Thanks to its use, it was noticed that the elements combine with each other, forming certain chemical compounds in constant mass proportions (regardless of their origin - natural or artificially obtained - and the method of synthesis).

This observation has become easily explicable if we assume that matter consists of indivisible parts that make up a single whole. atoms. The creator of the modern theory of the atom, John Dalton (1766-1844) (6), followed this path. A scientist in 1808 stated that:

  1. Atoms are indestructible and immutable (this, of course, ruled out the possibility of alchemical transformations).
  2. All matter is made up of indivisible atoms.
  3. All atoms of a given element are the same, that is, they have the same shape, mass and properties. However, different elements are made up of different atoms.
  4. In chemical reactions, only the way of joining atoms changes, from which molecules of chemical compounds are built - in certain proportions (7).

Another discovery, also based on observing the course of chemical changes, was the hypothesis of the Italian physicist Amadeo Avogadro. The scientist came to the conclusion that equal volumes of gases under the same conditions (pressure and temperature) contain the same number of molecules. This discovery made it possible to establish the formulas of many chemical compounds and determine the masses atoms.

7. Atomic symbols used by Dalton (New System of Chemical Philosophy, 1808)

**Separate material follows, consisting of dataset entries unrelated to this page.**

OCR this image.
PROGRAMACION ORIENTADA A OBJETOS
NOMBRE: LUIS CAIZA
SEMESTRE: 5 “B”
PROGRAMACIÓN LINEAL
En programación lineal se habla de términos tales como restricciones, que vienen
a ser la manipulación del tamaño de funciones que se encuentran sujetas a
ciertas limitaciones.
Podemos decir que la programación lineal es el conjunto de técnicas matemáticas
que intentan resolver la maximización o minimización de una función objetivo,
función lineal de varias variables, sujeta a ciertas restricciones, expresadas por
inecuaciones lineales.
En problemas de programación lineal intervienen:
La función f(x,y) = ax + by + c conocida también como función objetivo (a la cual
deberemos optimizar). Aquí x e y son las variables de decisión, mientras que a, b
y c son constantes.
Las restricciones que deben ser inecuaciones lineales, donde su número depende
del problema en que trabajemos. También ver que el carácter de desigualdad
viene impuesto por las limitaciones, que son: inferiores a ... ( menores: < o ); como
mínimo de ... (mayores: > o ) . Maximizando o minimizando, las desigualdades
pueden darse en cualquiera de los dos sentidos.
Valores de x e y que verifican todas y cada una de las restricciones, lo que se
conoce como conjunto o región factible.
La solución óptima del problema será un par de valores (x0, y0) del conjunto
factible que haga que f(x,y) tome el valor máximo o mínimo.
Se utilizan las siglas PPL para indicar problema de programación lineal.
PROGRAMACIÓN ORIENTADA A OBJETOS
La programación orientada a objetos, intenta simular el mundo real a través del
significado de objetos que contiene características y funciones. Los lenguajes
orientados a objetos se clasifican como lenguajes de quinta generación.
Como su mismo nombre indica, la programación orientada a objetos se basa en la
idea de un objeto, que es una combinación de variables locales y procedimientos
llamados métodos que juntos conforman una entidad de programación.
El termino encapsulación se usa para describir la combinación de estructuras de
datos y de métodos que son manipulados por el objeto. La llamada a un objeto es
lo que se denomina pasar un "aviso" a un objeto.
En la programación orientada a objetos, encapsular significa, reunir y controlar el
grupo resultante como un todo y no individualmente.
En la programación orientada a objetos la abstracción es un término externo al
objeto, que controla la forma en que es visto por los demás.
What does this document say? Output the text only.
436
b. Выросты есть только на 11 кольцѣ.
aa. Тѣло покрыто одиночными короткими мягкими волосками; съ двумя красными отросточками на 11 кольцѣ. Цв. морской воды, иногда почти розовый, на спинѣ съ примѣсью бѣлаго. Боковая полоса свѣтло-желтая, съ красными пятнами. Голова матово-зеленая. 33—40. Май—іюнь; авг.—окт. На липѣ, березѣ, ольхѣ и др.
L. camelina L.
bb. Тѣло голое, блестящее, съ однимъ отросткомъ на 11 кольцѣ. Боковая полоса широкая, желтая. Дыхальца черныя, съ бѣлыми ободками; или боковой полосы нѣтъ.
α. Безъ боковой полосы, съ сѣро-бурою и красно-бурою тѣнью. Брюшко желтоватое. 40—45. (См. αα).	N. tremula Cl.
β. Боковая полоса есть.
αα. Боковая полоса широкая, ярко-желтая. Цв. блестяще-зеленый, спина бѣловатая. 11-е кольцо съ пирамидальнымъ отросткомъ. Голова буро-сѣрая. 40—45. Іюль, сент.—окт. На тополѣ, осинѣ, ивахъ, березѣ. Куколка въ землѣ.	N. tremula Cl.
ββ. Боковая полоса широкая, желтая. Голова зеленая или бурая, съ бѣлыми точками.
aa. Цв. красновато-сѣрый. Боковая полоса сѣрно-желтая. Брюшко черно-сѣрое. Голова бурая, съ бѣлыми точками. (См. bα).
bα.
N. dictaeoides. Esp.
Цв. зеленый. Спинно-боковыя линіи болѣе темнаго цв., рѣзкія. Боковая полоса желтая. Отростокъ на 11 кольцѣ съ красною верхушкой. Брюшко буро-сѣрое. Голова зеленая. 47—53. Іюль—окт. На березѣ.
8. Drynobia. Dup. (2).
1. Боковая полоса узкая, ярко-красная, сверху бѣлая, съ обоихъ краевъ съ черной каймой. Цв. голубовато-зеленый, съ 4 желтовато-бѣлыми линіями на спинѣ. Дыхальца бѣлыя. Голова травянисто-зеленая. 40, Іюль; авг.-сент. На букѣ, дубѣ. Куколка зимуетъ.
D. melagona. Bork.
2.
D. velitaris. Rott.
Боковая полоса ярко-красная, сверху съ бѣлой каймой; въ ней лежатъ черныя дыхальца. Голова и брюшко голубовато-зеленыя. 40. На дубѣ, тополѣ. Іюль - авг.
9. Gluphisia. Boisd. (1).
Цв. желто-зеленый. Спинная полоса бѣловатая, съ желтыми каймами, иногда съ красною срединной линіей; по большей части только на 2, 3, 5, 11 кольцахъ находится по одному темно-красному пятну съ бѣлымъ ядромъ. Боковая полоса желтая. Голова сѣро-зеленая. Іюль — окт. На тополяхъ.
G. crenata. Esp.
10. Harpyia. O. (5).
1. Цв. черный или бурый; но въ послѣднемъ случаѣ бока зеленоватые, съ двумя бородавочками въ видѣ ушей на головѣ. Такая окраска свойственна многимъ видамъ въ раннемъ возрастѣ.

8. Platonic solids - symbols of atoms of ancient "elements" (Wikipedia, author: Maxim Pe)

How many times to cut?

The emergence of the idea of ​​the atom was associated with the question: "Is there an end to the division of matter?". For example, let's take an apple with a diameter of 10 cm and a knife and start slicing the fruit. First, in half, then half an apple into two more parts (parallel to the previous cut), etc. After a few times, of course, we will finish, but nothing prevents us from continuing the experiment in the imagination of one atom? A thousand, a million, maybe more?

After eating a sliced ​​​​apple (delicious!), Let's start the calculations (those who know the concept of a geometric progression will have less trouble). The first division will give us a half of the fruit with a thickness of 5 cm, the next cut will give us a slice with a thickness of 2,5 cm, etc. ... 10 beaten ones! Therefore, the "path" to the world of atoms is not long.

*) Use a knife with an infinitely thin blade. In fact, such an object does not exist, but since Albert Einstein in his research considered trains moving at the speed of light, we are also allowed - for the purposes of a thought experiment - to make the above assumption.

Platonic atoms

Plato, one of the greatest minds of antiquity, described the atoms of which the elements were to be composed in the Timachos dialogue. These formations had the form of regular polyhedra (Platonic solids). So, the tetrahedron was an atom of fire (as the smallest and most volatile), the octahedron was an atom of air, and the icosahedron was an atom of water (all solids have walls of equilateral triangles). A cube of squares is an atom of the earth, and a dodecahedron of pentagons is an atom of an ideal element - the celestial ether (8).